O espaço próximo da Terra não é infinito. As órbitas úteis - especialmente as mais baixas - são um recurso limitado, e a sua saturação é já motivo de preocupação para as agências espaciais e organismos internacionais como a União Internacional das Telecomunicações.

No entanto, a regulamentação está a avançar mais lentamente do que a tecnologia. O pedido de registo da SpaceX na FCC incluía informações gerais, mas não incluía pormenores importantes sobre as órbitas exatas, a conceção final dos satélites ou planos concretos para evitar colisões.

Um conflito aberto

Nos últimos anos, os astrónomos e as empresas trabalharam em conjunto para atenuar o impacto das megaconstelações. A SpaceX, por exemplo, introduziu modificações para reduzir o brilho dos seus satélites.

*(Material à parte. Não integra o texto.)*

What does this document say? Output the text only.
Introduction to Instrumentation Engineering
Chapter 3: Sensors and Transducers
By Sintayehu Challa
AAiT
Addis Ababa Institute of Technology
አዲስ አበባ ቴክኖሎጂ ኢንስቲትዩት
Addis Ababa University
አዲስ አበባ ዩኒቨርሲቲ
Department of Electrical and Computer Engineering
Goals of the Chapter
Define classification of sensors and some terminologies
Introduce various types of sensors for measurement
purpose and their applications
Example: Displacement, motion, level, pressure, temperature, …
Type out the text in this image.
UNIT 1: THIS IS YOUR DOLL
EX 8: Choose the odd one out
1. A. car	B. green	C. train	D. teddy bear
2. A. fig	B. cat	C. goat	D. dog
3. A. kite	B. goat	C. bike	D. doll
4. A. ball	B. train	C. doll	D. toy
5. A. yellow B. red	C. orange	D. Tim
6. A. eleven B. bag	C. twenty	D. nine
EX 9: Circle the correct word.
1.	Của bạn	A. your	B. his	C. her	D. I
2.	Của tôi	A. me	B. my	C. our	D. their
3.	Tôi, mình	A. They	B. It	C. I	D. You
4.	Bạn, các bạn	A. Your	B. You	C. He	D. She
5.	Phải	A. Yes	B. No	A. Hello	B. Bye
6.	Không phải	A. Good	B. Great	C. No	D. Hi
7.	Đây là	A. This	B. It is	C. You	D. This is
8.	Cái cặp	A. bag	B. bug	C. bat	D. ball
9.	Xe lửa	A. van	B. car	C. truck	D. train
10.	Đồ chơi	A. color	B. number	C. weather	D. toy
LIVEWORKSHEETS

Mas a nova proposta alterou a abordagem e, para os investigadores, significa recuar nesse diálogo.

O conflito expõe uma tensão mais profunda: o espaço como fronteira da inovação tecnológica versus o espaço como um bem comum. À medida que as empresas privadas avançam com projetos cada vez mais ambiciosos, a questão de quem regula - e em benefício de quem - está cada vez mais em aberto.

No final, a discussão não é apenas técnica e económica. É também política. O céu noturno pode passar de um mapa de estrelas para uma rede de infraestruturas. E quando isso acontecer, avisam, será difícil voltar atrás.